Last week, Grambling city attorney Pamela Breedlove Mayor Edward Jones sent a 3-pageletter to the NCAA asking it to vacate some of Paterno’s wins in order to restore the Division I football victories record to Robinson, citing the independent investigation of the PSU’s actions by former FBI Director Louis Freeh, according to The Shreveport Times.

“Even though it was done by outside counsel, the Freeh Report was the university’s report,” Breedlove told the newspaper. “It said what their employees, including coach Paterno, did wrong. We’re hoping the end result of this is coach Robinson will get his record back so everyone will think a great man holds this record.”

At a news conference Monday, Grambling State President Frank G. Pogue, PhD, welcomed the NCAA sanctions.

“We support the NCAA’s decision regarding the sanctions against Football Coach Joe Paterno. We will continue to acknowledge the legendary Eddie G. Robinson as the winningest Division I football coach in American History. On a larger level, we will always respect and thank him for bringing integrity into sports and the culture of Grambling,” Pogue said.

“Because of the human being he was known to be, Eddie G. Robinson would have been the first person to express regrets about the tragedies that occurred at Penn State…”

Penn State football program alumnus LaVar Arrington, who played for Washington in the NFL, wrote in his blog on Monday.
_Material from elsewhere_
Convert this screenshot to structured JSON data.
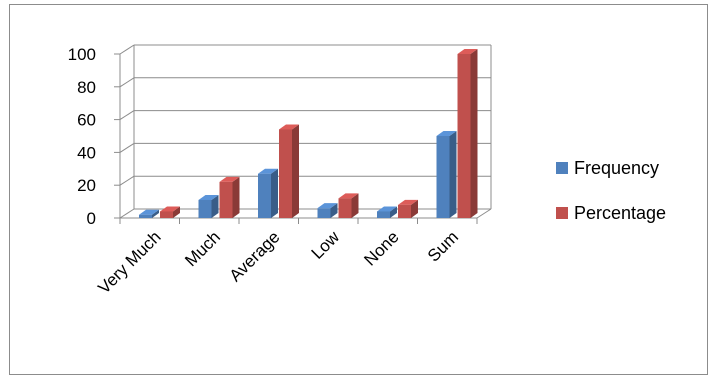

“A strong punishment was necessary. Otherwise I don’t think it would have been accepted by those looking on from around the country,” Arrington wrote.

“Many may feel that football defined us; we know different,” Arrington said.

“There was a failure by individuals in powerful positions at the school, and it has impacted everyone from Penn State, including those who played on its football team. We shoulder those mistakes because we must; it’s the right way. We didn’t make this mess, but we can now start to fix it.”

“The shocking thing is the amount of evidence they found,” said David Steele, a columnist for The Sporting News, said of the Freeh report, which encompassed well over 200 pages.

Steele, who wrote a column about the sanctions Monday, told BlackAmericaWeb.com there is plenty of blame to go around, from officials who already have been sanctioned or fired up to “the board of trustees and a lot of people there who chose to overlook a lot of stuff.”

But he particularly singled out former President Graham Spanier, who blasted the Freeh report and denied he harbored a pedophile, referring to the report’s finding that Spanier and other officials covered up reports that Sandusky molested boys participating in a youth sports camp he directed on the university campus.

Spanier, Steele said, was in a position to put an end to the travesty as soon as he learned of it.

“He’s the one at the top,” Steele said. “He could have said, ‘This is how we’re going to do this. We’re not going to have a meeting about it; we’re not going to discuss it; this is what we’re going to do’ and he didn’t do it.”

Steel was asked if the NCAA might now take some action to look at similar programs at campuses around the country.

“They’ve kind of opened the door to being able to do that. It just sort of reminds people that there are these camps all over the place that are vulnerable,” he said.

“It’s obvious now that if it happened at Penn State it could happen anywhere.”